O direito de acesso à
justiça administrativa, concebido como Direito Fundamental insere-se no quadro
da constitucionalização do processo administrativo e contribui para tornar mais
efectiva a ligação entre CRP e Processo. Por outro lado, a própria ideia da CRP
que se aplica directamente1 evidencia esta dupla dependência entre o
preceito Constitucional e o direito administrativo.
Segundo professor Vasco
Pereira da Silva a constituição de 1976 é uma constituição compromissória - “O
compromisso entre o velho e o novo”. É uma constituição que acumula várias
realidades compromissórias - aquilo que o Carl Schmitt chamou “compromisso
dilatório” (com esta sua teoria Carl Schimtt tem um objectivo muito claro –
criticar a Constituição de Weimar. Schmitt afirma que a Constituição de Weimar,
embora contivesse decisões politicas fundamentais sobre a forma de existência
politica concreta do povo alemão, possuía no seu texto inúmeros compromissos e
obscuridades que não representavam decisão alguma, pelo contrario a sua decisão
tinha sido adiada – denominados “compromissos dilatórios, frutos de disputas
partidárias que adiaram a decisão sobre certas temas. Nestes dispositivos a
única vontade é a de não ter, provisoriamente, nenhuma vontade naquele assunto.
Os compromissos dilatórios seriam particularmente perceptíveis entre os DF,
cuja garantia seria…). Assim definido o compromisso dilatório professor Vasco
Pereira da Silva transporta-o para o Direito Português, e porquê? A
Constituição de 1976 acumulava princípios contraditórios (p.e. é
uma constituição mais “demorada” de ponto de ponto de vista económico –
consagrava a liberdade económica, mais também era de certo modo política,
porque fazia-se um apelo à convenção colectiva).

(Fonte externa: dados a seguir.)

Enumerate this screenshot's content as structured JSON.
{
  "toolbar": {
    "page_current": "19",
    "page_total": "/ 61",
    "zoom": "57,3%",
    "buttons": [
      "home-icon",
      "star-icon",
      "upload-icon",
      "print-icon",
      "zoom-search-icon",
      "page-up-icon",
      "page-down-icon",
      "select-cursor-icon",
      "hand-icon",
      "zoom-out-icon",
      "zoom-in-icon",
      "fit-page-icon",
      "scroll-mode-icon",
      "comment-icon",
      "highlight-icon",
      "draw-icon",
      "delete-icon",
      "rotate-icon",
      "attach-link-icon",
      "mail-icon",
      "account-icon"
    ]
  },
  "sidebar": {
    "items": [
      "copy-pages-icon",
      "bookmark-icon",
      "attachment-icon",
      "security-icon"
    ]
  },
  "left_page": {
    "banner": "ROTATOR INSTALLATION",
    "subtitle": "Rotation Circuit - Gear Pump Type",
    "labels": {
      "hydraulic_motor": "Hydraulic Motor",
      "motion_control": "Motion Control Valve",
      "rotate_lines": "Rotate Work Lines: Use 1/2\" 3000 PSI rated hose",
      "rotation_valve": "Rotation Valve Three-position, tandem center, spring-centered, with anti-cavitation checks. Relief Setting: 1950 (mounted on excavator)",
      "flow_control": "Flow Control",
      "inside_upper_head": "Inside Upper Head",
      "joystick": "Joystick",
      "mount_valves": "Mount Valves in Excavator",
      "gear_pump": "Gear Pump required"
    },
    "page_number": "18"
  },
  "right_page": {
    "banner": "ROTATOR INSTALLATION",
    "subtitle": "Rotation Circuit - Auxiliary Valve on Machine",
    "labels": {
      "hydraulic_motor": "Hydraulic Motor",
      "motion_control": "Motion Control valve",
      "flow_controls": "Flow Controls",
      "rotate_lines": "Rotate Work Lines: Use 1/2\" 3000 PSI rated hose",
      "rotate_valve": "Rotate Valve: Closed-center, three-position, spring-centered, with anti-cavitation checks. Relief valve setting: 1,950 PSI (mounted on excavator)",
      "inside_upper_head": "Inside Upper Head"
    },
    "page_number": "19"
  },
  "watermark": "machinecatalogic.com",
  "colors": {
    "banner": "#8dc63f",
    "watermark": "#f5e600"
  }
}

Olhando para trás foi exactamente
isso que aconteceu: todas as revisões constitucionais foram também alteração do
conteúdo material, mudança do tal “pacto” (a própria concepção do professor
Jorge Miranda da evolução Constitucional, evolução constitucional no sentido de
ruptura material da fase do compromisso).
Com as sucessivas revisões
constitucionais, mas também pela prática jurisprudencial esta logica de
compromisso vai ser alterada.
Manifestações do modelo do
compromisso no Contencioso Administrativo:
A CRP de 76 marcou a ruptura
com a realidade constitucional portuguesa ao nível da justiça administrativa,
estabelece-se a jurisdicionalização plena e integral do Contencioso
Administrativo, 202.º, e a consagração da tutela plena das relações entre
particulares e Administração, n.ºs 4 e 5 do 268.º Verifica-se um duplo
compromisso, quer ao nível da Justiça Administrativa, assegurando um direito efectivo
de recurso aos tribunais, quer ao nível da noção de acto administrativo. Ao
nível da Justiça Administrativa institui-se um novo modelo jurisdicionalizado,
visando a tutela dos direitos dos particulares, manifestado pela qualificação
dos tribunais administrativos como verdadeiros tribunais e o seu acesso passa a
ser considerado um direito fundamental.
É a CRP de 76 introduziu os
Tribunais Administrativos se continuassem a existir integravam-se no poder
jurisdicional, tornaram-se em verdadeiros órgão do poder judicial. Por outro
lado consagra um Direito Fundamental de Acesso à Justiça Administrativa. Ela
marca o início de um CA virado para a tutela dos particulares. O direito de
acesso à justiça é consagrado em 76 como direito ao acesso ao recurso contencioso
de anulação. Era reconduzido ao único instrumento restritivo de controlo da
administração (serve para controlar actos administrativos e ainda serve para
anular as decisões administrativas. Mas a questão vai mais longe – abrange os
actos administrativos executórios, mantendo-se do regime anterior a necessidade
de o acto ser definitivo e executório, para ser recorrível.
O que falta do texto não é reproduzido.